その発想力はすごいが、少しでも条件が変わると実行は不可能。それどころか犯行がバレやすくなってしまう諸刃のトリックと言える。とはいえ、これは被害者の動きを予測しきっていたからこそ実現できた犯行。相手を観察しまくっていたであろう犯人の執念を感じてしまう事件だ。
似たようなトリックは2005年放送のアニメオリジナル「辛く苦く甘い汁」での、電話をして携帯の振動で携帯を棚から落とし、マウスのボタンを押してメールを送るというアリバイ作りの遠隔トリックや、2010年放送のアニメオリジナル「屋上農園の罠」での、被害者に電話をかけ指定の場所に来させたところであらかじめ用意していたレンガをぶつけ、被害者がよろめいたところに水桶を置いておき後頭部を強打させて殺害するというトリックなどでも用いられた。
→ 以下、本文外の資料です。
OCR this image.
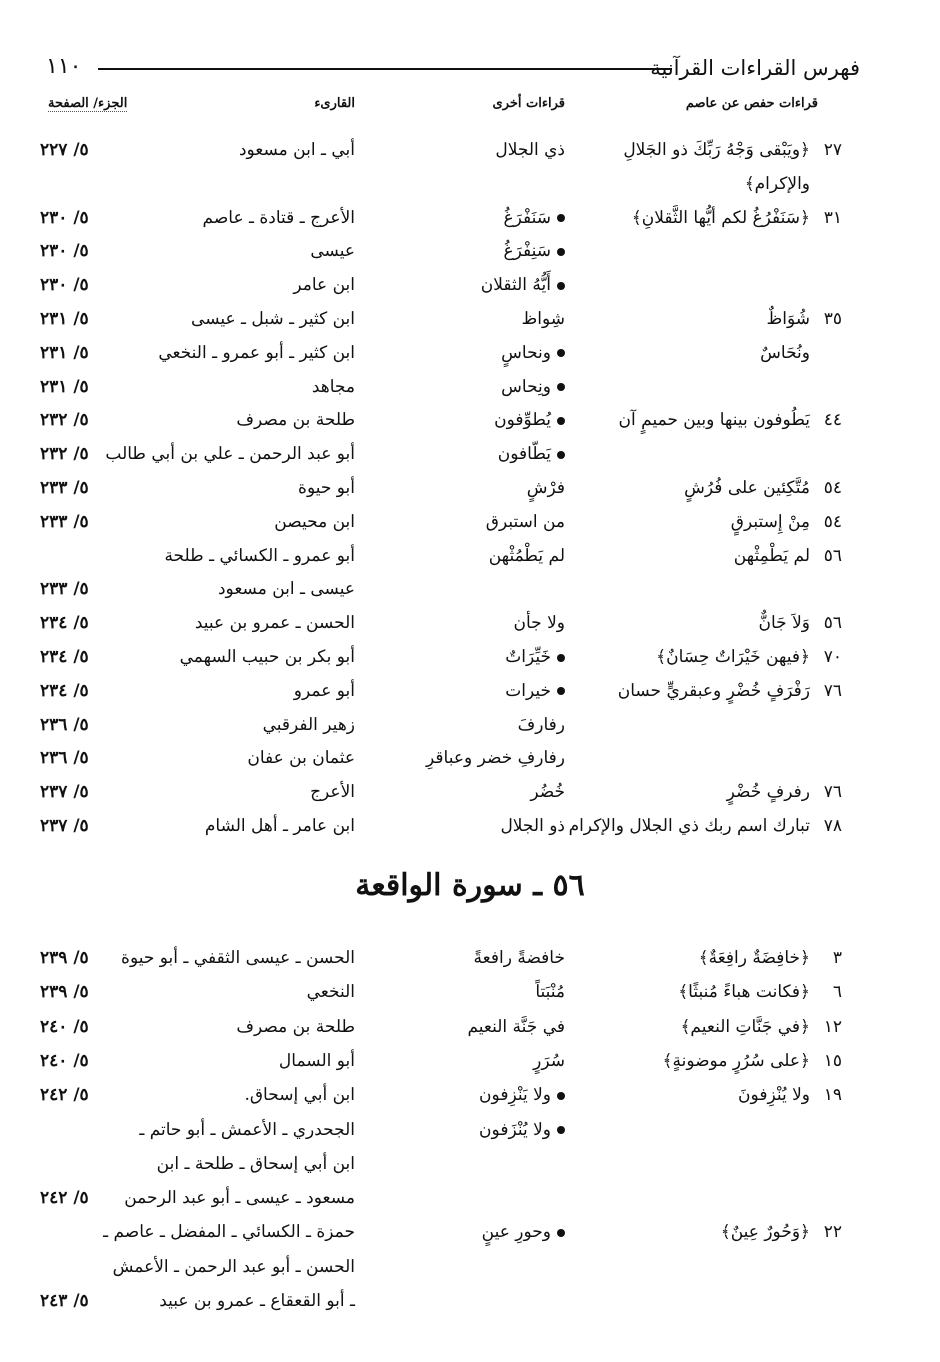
١١٠	فهرس القراءات القرآنية
قراءات حفص عن عاصم
قراءات أخرى
القارىء
الجزء/ الصفحة
٢٧
﴿ويَبْقى وَجْهُ رَبِّكَ ذو الجَلالِ
ذي الجلال
أبي ـ ابن مسعود
٥/ ٢٢٧
والإكرام﴾
٣١
﴿سَنَفْرُغُ لكم أيُّها الثَّقلانِ﴾
سَنَفْرَغُ
الأعرج ـ قتادة ـ عاصم
٥/ ٢٣٠
سَنِفْرَغُ
عيسى
٥/ ٢٣٠
أَيُّهُ الثقلان
ابن عامر
٥/ ٢٣٠
٣٥
شُوَاظٌ
شِواظ
ابن كثير ـ شبل ـ عيسى
٥/ ٢٣١
ونُحَاسٌ
ونحاسٍ
ابن كثير ـ أبو عمرو ـ النخعي
٥/ ٢٣١
ونِحاس
مجاهد
٥/ ٢٣١
٤٤
يَطُوفون بينها وبين حميمٍ آن
يُطوِّفون
طلحة بن مصرف
٥/ ٢٣٢
يَطّافون
أبو عبد الرحمن ـ علي بن أبي طالب
٥/ ٢٣٢
٥٤
مُتَّكِئين على فُرُشٍ
فرْشٍ
أبو حيوة
٥/ ٢٣٣
٥٤
مِنْ إِستبرقٍ
من استبرق
ابن محيصن
٥/ ٢٣٣
٥٦
لم يَطْمِثْهن
لم يَطْمُثْهن
أبو عمرو ـ الكسائي ـ طلحة
عيسى ـ ابن مسعود
٥/ ٢٣٣
٥٦
وَلاَ جَانٌّ
ولا جأن
الحسن ـ عمرو بن عبيد
٥/ ٢٣٤
٧٠
﴿فيهن خَيْرَاتٌ حِسَانٌ﴾
خَيِّرَاتٌ
أبو بكر بن حبيب السهمي
٥/ ٢٣٤
٧٦
رَفْرَفٍ خُضْرٍ وعبقريٍّ حسان
خيرات
أبو عمرو
٥/ ٢٣٤
رفارفَ
زهير الفرقبي
٥/ ٢٣٦
رفارفِ خضر وعباقرِ
عثمان بن عفان
٥/ ٢٣٦
٧٦
رفرفٍ خُضْرٍ
خُضُر
الأعرج
٥/ ٢٣٧
٧٨
تبارك اسم ربك ذي الجلال والإكرام
ذو الجلال
ابن عامر ـ أهل الشام
٥/ ٢٣٧
٥٦ ـ سورة الواقعة
٣
﴿خافِضَةٌ رافِعَةٌ﴾
خافضةً رافعةً
الحسن ـ عيسى الثقفي ـ أبو حيوة
٥/ ٢٣٩
٦
﴿فكانت هباءً مُنبثًا﴾
مُنْبَتاً
النخعي
٥/ ٢٣٩
١٢
﴿في جَنَّاتِ النعيم﴾
في جَنَّة النعيم
طلحة بن مصرف
٥/ ٢٤٠
١٥
﴿على سُرُرٍ موضونةٍ﴾
سُرَرٍ
أبو السمال
٥/ ٢٤٠
١٩
ولا يُنْزِفونَ
ولا يَنْزِفون
ابن أبي إسحاق.
٥/ ٢٤٢
ولا يُنْزَفون
الجحدري ـ الأعمش ـ أبو حاتم ـ
ابن أبي إسحاق ـ طلحة ـ ابن
مسعود ـ عيسى ـ أبو عبد الرحمن
٥/ ٢٤٢
٢٢
﴿وَحُورٌ عِينٌ﴾
وحورِ عينٍ
حمزة ـ الكسائي ـ المفضل ـ عاصم ـ
الحسن ـ أبو عبد الرحمن ـ الأعمش
ـ أبو القعقاع ـ عمرو بن عبيد
٥/ ٢٤٣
どれもトリック成功までの工程が多く、運よくその通りにいくことはほとんどなさそうな難易度の高いものばかりだ。
4月28日放送の情報番組『ZIP!』では青山剛昌氏のアトリエを訪問するVTRが放送され、作中に登場するトリックについて実験をしたうえで執筆されている様子が紹介されていた。また医療系のトリックでは医者である弟にヒントをもらうこともあるそうだ。2024年で連載開始から30年を迎える『名探偵コナン』。これだけの長寿作品でありながら、読者の予想のはるか先を行く大胆なトリックを描き続ける青山氏の発想に改めて驚かされる。